Super Bowl Food Heritage Is All About Pleasing The Gang

by Neal Kielar, Tastemaker in Residence

At 50 years and going strong, the Super Bowl is an American tradition - a holiday to many. That got me wondering what a Super Bowl party would have been like back in the day. So, I dug into some vintage research to find out.

Homemade items, using the term loosely, might feature bacon- or dough-wrapped weiners (no, we did not just discover bacon), crackers and Cheez-Whiz, chips with onion soup dip and some kind of Jello concoction.
Packaged snacks started with potato chips by both national and regional brands, plus pretzels for the beer drinkers. Some oddball snacks started to crowd in, too, like Bugles, Funyuns and Doritos.
Carry out or delivery started with pizza, a Super Bowl staple to this day. In the mid-1960s it would have been pizza from the family-run pizzeria with handmade crust and local ingredients. You know, what we call “artisanal” today. Kentucky Fried Chicken was a probable favorite - fast, portable finger food.

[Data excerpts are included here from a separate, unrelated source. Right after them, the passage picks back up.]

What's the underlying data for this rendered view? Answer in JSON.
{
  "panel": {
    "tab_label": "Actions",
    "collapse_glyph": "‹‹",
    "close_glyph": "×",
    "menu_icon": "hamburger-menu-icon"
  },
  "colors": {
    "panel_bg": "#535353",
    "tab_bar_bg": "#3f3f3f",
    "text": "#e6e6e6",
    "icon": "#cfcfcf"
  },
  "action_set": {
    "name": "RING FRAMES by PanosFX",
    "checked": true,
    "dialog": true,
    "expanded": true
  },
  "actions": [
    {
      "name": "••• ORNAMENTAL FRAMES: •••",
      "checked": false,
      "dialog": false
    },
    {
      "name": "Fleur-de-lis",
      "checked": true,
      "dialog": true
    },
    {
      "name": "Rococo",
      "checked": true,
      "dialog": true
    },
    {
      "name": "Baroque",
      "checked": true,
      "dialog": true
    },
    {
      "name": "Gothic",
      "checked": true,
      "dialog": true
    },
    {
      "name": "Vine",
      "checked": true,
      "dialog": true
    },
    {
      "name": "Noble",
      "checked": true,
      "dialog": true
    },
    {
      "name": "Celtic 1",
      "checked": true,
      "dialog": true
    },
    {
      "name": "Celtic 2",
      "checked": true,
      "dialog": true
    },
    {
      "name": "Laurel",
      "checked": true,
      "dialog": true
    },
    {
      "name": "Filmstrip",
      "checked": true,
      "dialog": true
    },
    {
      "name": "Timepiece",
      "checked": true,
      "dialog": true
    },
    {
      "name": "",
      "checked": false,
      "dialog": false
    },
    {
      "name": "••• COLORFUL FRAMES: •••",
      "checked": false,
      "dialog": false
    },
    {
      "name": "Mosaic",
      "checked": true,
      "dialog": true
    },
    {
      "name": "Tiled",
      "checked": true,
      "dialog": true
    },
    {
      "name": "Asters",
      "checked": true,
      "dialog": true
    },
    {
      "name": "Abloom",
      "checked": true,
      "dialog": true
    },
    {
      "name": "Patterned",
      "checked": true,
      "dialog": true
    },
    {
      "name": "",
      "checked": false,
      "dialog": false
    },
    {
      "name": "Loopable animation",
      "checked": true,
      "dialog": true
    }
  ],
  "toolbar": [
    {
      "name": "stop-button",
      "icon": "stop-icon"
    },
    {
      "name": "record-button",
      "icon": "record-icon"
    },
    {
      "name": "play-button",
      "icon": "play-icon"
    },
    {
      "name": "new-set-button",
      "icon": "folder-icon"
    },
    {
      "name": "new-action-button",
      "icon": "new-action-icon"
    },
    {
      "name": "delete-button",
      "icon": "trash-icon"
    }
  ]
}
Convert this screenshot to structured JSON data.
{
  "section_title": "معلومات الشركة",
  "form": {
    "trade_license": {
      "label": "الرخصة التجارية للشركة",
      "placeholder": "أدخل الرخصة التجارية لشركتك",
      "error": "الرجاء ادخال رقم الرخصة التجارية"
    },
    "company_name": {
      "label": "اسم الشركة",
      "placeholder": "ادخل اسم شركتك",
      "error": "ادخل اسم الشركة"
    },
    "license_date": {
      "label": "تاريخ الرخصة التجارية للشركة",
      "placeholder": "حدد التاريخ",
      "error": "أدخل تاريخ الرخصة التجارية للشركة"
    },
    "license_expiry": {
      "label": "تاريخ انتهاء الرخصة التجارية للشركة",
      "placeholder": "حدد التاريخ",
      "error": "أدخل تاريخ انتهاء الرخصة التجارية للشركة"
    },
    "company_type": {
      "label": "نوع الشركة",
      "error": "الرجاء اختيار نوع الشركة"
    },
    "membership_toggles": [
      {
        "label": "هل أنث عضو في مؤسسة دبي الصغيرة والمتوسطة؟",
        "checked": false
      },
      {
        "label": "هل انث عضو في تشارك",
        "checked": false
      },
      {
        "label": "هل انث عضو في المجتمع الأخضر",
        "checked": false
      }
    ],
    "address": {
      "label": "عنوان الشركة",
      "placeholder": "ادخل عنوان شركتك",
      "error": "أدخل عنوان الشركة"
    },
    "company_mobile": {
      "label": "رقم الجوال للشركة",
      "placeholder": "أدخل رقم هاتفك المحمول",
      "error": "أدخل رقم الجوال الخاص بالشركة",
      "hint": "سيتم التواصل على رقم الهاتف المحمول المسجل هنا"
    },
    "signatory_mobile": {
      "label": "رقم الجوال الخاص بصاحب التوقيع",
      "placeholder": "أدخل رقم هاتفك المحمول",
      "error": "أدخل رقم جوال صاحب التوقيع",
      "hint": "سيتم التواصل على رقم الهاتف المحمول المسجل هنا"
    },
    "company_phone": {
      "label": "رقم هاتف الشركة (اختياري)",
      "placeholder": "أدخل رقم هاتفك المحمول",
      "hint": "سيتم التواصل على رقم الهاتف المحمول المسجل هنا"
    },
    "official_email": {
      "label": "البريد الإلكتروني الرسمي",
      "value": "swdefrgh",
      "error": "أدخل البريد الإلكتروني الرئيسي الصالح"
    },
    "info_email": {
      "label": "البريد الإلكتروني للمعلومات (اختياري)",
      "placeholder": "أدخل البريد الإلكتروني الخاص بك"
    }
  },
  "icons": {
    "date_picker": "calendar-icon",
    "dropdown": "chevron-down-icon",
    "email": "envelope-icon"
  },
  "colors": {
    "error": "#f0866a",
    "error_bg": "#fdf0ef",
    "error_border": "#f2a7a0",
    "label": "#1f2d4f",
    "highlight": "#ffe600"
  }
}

Beer dominated by American brands like Schlitz, Budweiser and Pabst, but also plenty of regional brews like Rolling Rock, Carling Black Label and Hamm. Most Americans hadn’t been introduced to European beers, let alone Asian, Mexican or other exotic varieties. And craft brewing was something that largely took place in the basement of someone’s house.
Popular cocktails that might have fit the occasion included the whiskey old-fashioned, Bloody Mary, and gin or whiskey sour. The daiquiri and classic martini were in vogue, too, but they hardly seem fitting for a rough and tough sporting event.
For the kids, fruit punch, Kool-Aid or milk. The big soda brands hadn’t achieved their sugary beverage dominance just yet.

One thing that became clear as I did my research: the choices leaned hard on comfort food and convenience, so not very different from today.